A spiegare la strada seguita per porre fine a un problema “trentennale” è Antonio Martini, ingegnere minerario con lunga esperienza e direttore generale del dipartimento regionale dell'Energia: «Si risolve un problema che dura tre decenni grazie a una concezione moderna e innovativa, che non comporterà alcuna spesa per la Regione, anzi le garantirà nuovi introiti, e darà al territorio risposte attese da lungo tempo».

L’intervento

L'intervento, secondo il progetto di finanza «consentirà di smaltire l'ammasso di salgemma presente nell'area, da anni fonte di inquinamento, impiegando il minerale come prodotto contro il gelo nelle strade». Una soluzione che, come sottolineano alla Regione, potrà creare anche nuova occupazione: 15-20 unità di personale impiegate direttamente e un'altra trentina nell'indotto.

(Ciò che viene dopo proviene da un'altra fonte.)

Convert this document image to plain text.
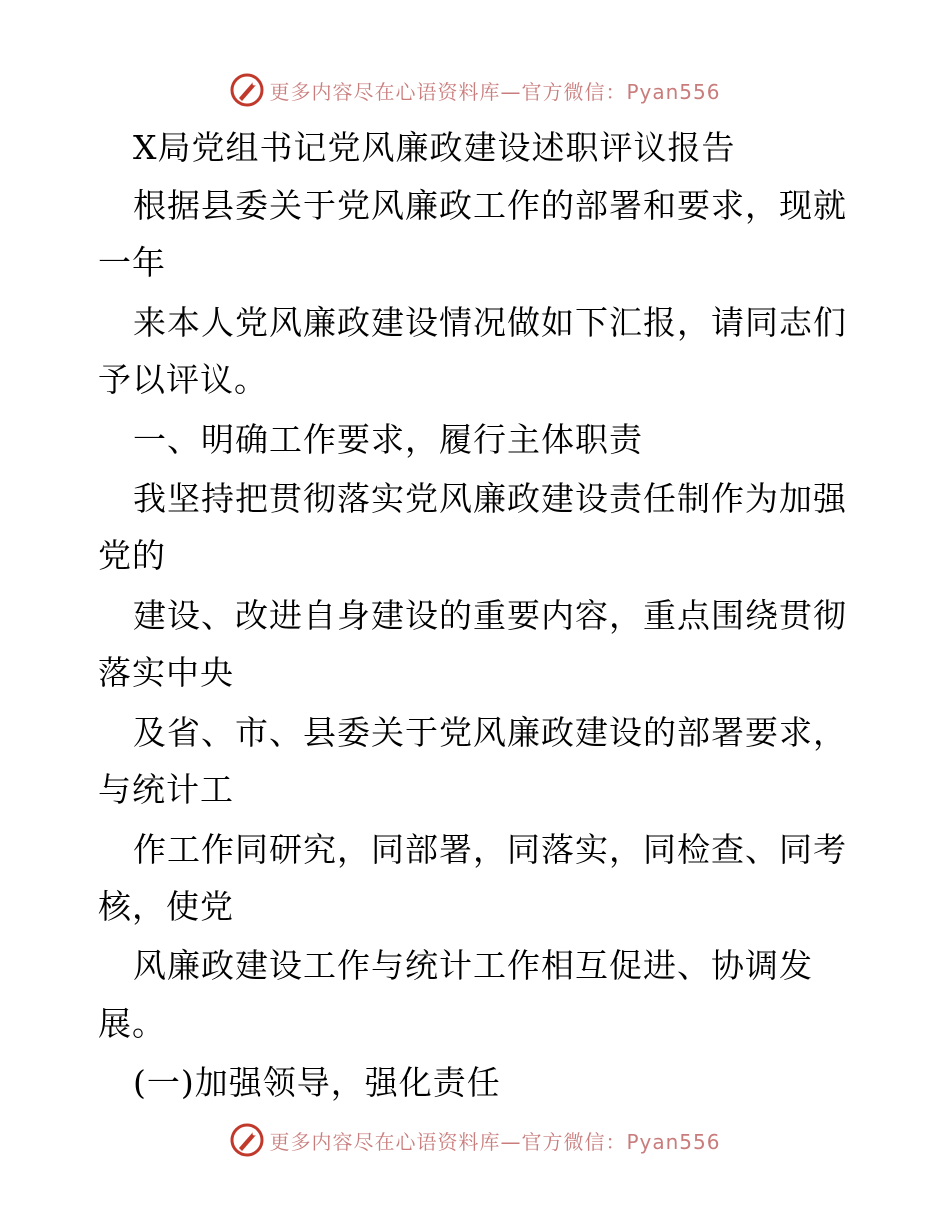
更多内容尽在心语资料库—官方微信：Pyan556
X局党组书记党风廉政建设述职评议报告
根据县委关于党风廉政工作的部署和要求，现就
一年
来本人党风廉政建设情况做如下汇报，请同志们
予以评议。
一、明确工作要求，履行主体职责
我坚持把贯彻落实党风廉政建设责任制作为加强
党的
建设、改进自身建设的重要内容，重点围绕贯彻
落实中央
及省、市、县委关于党风廉政建设的部署要求，
与统计工
作工作同研究，同部署，同落实，同检查、同考
核，使党
风廉政建设工作与统计工作相互促进、协调发
展。
(一)加强领导，强化责任
更多内容尽在心语资料库—官方微信：Pyan556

I benefici economici e ambientali

«Tra i benefici economici, inoltre, previsti un incremento del gettito fiscale, investimenti per oltre 10 milioni di euro a carico del privato e il versamento alla Regione del canone di produzione mineraria».Sul fronte ambientale, contemplati la sistemazione idrogeologica dell'area, la realizzazione di un campo fotovoltaico e la piantumazione di essenze arboree resistenti ai terreni salini.

L’iter burocratico

Nel 2021 la presentazione del progetto di fattibilità e poi la valutazione favorevole del Nucleo tecnico per la finanza di progetto della Regione, e la sottoscrizione di un accordo di collaborazione con l'Enea per il supporto tecnico-scientifico all'iniziativa. Il bando pubblico«Il definitivo progetto di fattibilità sarà quindi posto a base di una gara ad evidenza pubblica per l'affidamento della concessione - chiariscono dalla Regione -. La società promotrice qualità potrà partecipare con diritto di prelazione, così come prevede la normativa».